EMEP Kocaeli’den çağrı
“Kapitalist talan ve yıkıma karşı yaşamı savunmak için bir gün değil her gün mücadele”
Emek Partisi 5 Haziran Dünya Çevre Günü nedeniyle yaptığı açıklamada ekoloji mücadelesinin büyütülmesi çağrısı yaptı. 5 Haziran “Dünya Çevre Günü” dolayısıyla açıklama yapan EMEP, “Kapitalizmden ve onu yaşatmak için herşeyi yapan burjuva devlet ve hükümetlerden kurtulmadan talanın, sebep olduğu ekolojik yıkım durdurulamaz. Varlığını doğanın yağmalanması ve insanın sömürülmesi üzerine kuran bu sistemin ve savunucularının izlediği politikaların değişmesi için mücadele acil ve ertelenemez bir görevdir” dedi.
Emek Partisi Kocaeli İl Başkanı Arzu Erkan imzasıyla yapılan açıklamada, doğanın talanı ve yıkımında inkar edilemez ve geri dönülmez zararların ortaya çıkmasının BM’yi 50 yıl önce böyle bir gün ilan etmeye zorunda bıraktığını, ancak bu kararı alan ülkelerdeki sermaye iktidarları tarafından dünyanın daha büyük bir ekolojik yıkıma sürüklenmeye devam ettiği belirtildi. EMEP’in “Hava kirliliği ile mücadele” ya da “Biyoçeşitlilik” gibi her yıl bir temanın belirlendiği Dünya Çevre Günü için bu yılın teması olarak “Sıfır atık” konusunun belirlenmesine dair değerlendirmesi şöyle oldu: “Kapitalist dünyanın bütün burjuva hükümetleri doğayı, tarım ve yaşam alanlarını sermayeye birikim sağlayacak bir metaya dönüştürmektedir. Bir yandan enerji, sanayi, maden ve turizm alanında uyguladıkları politikalarla talan ve tahribatı artırırken diğer yandan da sebep oldukları ekolojik yıkımı perdelemek üzere de kimi zaman hava kirliliği ile mücadele, biyoçeşitliliğin korunması ya da bu yılki gibi sıfır atık gibi başlıklar belirlemektedirler.

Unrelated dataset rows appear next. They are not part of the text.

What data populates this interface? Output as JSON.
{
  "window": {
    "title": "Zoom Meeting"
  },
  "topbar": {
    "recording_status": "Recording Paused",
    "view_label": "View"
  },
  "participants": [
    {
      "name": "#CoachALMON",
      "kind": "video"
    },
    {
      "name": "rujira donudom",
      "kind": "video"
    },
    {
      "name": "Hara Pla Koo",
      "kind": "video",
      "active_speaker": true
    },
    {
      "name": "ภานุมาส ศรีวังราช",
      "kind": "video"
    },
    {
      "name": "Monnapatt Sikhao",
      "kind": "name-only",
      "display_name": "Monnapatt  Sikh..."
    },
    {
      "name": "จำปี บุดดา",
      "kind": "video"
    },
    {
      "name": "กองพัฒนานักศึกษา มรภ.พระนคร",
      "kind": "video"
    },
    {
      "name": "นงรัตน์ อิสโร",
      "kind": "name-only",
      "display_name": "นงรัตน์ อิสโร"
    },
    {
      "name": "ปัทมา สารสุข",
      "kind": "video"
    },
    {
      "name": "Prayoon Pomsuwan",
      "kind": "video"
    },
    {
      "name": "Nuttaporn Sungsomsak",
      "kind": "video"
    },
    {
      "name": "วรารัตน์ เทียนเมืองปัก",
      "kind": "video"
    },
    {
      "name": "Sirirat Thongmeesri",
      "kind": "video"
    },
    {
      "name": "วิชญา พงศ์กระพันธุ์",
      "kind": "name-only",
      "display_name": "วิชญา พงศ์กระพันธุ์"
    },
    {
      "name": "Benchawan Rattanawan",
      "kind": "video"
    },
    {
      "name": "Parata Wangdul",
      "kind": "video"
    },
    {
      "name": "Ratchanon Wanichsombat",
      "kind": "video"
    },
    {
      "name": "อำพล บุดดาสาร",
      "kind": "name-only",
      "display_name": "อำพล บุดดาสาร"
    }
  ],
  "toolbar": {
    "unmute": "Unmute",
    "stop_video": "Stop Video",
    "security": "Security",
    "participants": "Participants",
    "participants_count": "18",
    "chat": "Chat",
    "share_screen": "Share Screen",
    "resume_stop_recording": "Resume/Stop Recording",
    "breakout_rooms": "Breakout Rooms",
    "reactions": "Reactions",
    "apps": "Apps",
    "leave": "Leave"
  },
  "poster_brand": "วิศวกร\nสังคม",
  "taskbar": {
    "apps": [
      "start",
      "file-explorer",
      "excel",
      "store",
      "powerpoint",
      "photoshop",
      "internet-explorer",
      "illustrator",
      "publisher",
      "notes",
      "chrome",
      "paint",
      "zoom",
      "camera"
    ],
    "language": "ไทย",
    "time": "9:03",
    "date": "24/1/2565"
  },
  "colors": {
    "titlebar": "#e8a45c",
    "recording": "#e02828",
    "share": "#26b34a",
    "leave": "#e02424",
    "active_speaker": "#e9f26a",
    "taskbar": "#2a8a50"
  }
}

“İKTİDAR ÇÖP İTHALATIYLA ÜLKEYİ AVRUPA’NIN ÇÖPLÜĞÜ HALİNE GETİRDİ”
Sıfır atık diyerek, atık ve çöple mücadele ediyormuş görünen AKP iktidarı çöp ithalatıyla ülkeyi Avrupa’nın çöplüğü haline getirmiştir. Enerji ve maden şirketlerinin lehine çıkarılan yasalar, yönetmelikler sürekli güncellenerek şirketlerin önündeki engeller kaldırılarak ülkenin her yerinde yaratılan ekolojik yıkım başta tarım ve ormanlık alanlar olmak üzere her yanımızı enkaza dönüştürmektedir. Nükleer santrallerden termik santrallere, HES’lerden RES ve GES’lere, deniz dolgularından dere yataklarının daraltılmasına tüm maden ve enerji projeleri tarım ve orman arazilerini yok ederken, üretimin daha çok kar hırsıyla yapılması iklim değişikliğini de büyütmektedir. Kapitalist üretim ve talan devam ettiği sürece, iklim değişikliği krizinin ağır sonuçları da artarak devam edecektir” Türkiye’nin, ‘Çevre performans indeksinde (EPI)’ 180 ülke arasında 108. sırada yer aldığını hatırlatan Arzu Erkan, “Hal böyleyken, Gezi eylemlerine katılanlar başta olmak üzere toprağına, suyuna, ormanına ve geleceğine sahip çıkan halk kesimlerine ‘Sürtük’ diyen Cumhurbaşkanı Erdoğan ve iktidarının, kimlerin iktidarı olduğu da gün gibi açıktır. Erdoğan iktidarı çılgın projeler adı altında, ülke yeraltı ve yerüstü kaynaklarını yağmalama pahasına ekolojik yıkımı katbekat artıran enerji, sanayi ve maden şirketleri için ‘Gölgesini satamadığı ağacı kesen’ iktidardır” dedi.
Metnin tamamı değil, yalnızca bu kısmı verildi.